A Hundred Percent or Nothing

Walter Williams, CNS News, December 18, 2012

JoAnn Watson, Detroit city council member, said, “Our people in an overwhelming way supported the re-election of this president, and there ought to be a quid pro quo.” In other words, President Obama should send the nearly bankrupted city of Detroit millions in taxpayer bailout money. But there’s a painful lesson to be learned from decades of political hustling and counsel by intellectuals and urban experts.

In 1960, Detroit’s population was 1.6 million. Blacks were 29 percent, and whites were 70 percent. Today, Detroit’s population has fallen precipitously to 707,000, of which blacks are 84 percent and whites 8 percent. Much of the city’s decline began with the election of Coleman Young, Detroit’s first black mayor and mayor for five terms, who engaged in political favoritism to blacks and tax policies against higher income mostly white people.
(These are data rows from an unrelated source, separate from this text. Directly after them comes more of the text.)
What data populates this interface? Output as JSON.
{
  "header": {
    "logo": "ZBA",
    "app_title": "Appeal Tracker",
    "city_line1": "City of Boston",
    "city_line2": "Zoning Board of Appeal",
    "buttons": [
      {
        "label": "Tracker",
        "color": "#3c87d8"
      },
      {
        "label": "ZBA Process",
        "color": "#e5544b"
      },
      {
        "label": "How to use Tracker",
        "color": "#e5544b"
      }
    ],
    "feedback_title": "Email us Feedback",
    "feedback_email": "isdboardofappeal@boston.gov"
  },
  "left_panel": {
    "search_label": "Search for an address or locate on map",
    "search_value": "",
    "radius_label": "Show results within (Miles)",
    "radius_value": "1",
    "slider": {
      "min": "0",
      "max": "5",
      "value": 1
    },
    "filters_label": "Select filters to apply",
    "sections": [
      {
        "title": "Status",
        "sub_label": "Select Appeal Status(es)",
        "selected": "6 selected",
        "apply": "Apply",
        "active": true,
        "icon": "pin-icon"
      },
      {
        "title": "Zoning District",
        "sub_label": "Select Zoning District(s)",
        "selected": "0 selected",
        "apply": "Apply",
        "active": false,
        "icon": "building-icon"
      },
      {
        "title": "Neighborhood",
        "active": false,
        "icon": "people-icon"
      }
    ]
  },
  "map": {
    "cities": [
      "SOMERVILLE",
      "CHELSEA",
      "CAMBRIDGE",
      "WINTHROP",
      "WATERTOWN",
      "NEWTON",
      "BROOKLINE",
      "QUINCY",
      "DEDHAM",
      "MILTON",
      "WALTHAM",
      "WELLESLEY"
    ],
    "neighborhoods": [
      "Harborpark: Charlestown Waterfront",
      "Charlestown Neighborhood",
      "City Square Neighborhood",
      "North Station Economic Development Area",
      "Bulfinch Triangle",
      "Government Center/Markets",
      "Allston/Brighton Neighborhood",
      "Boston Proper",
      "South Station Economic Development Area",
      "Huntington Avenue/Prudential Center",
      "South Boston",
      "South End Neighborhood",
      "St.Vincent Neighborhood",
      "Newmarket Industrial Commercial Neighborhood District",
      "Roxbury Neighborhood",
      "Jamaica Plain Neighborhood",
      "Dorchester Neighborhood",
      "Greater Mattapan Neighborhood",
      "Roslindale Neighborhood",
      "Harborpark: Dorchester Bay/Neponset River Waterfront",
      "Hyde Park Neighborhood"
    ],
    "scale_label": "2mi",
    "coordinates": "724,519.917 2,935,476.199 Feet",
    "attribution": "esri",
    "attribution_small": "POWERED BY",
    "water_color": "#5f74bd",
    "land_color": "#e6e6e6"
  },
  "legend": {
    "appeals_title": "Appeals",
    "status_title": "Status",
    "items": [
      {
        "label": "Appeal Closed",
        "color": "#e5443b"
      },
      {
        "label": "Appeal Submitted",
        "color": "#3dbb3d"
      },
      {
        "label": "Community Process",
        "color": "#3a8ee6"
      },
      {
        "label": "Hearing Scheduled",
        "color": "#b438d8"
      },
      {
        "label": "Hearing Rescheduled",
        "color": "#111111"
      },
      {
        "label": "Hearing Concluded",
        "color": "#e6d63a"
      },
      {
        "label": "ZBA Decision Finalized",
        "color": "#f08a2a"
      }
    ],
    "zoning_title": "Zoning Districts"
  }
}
Young’s successors, Dennis Archer and Kwame Kilpatrick, followed his Third World tyrant policies, but neither had his verbal vulgarity. {snip}

Policies that ran whites and other more affluent people out of Detroit might have been Young’s and his successors’ strategy. After all, why not get rid of people who aren’t going to vote for you anyway? The problem is that getting rid of these people left Detroit with a lower tax base, fewer jobs and fewer consumers.

Fewer whites might be good for the careers of black politicians, but it’s not in the best interests of ordinary blacks. Blacks have political control of Detroit, but the relevant question is whether some control of something is better than 100 percent control of nothing. {snip}

Detroit topped Forbes magazine’s 2010 list of America’s Most Dangerous Cities. That year there were 345 homicides, but that’s going to be topped with this year’s 365 homicides so far.

{snip}

Detroit’s predominantly black public schools are close to being the worst in the nation, perhaps with the exception of those of Washington, D.C. Only 4 percent of Detroit’s eighth-graders scored proficient or above on the most recent National Assessment of Education Progress (NAEP) test, sometimes called “The Nation’s Report Card.” {snip}

Unbeknownst to most black parents is the fact that most black students who manage to graduate from high school cannot read and compute any better than whites four years younger and still in junior high school.

Here’s a question for you: If we put a group of 100 students of any race having an eighth-grade level of proficiency and another group of 100 students of any race with a 12th-grade level of proficiency in college, is it reasonable to expect the first group to perform as well as the second? {snip}

Detroit’s social pathology is seen in other cities with large black populations such as Philadelphia, Newark, Baltimore and Chicago. These are cities where blacks have for years dominated the political machinery in the forms of mayors, police chiefs, superintendents of schools and city councilmen, plus they’ve been Democrats.

It’s safe to conclude that the focus on political power doesn’t do much for ordinary blacks.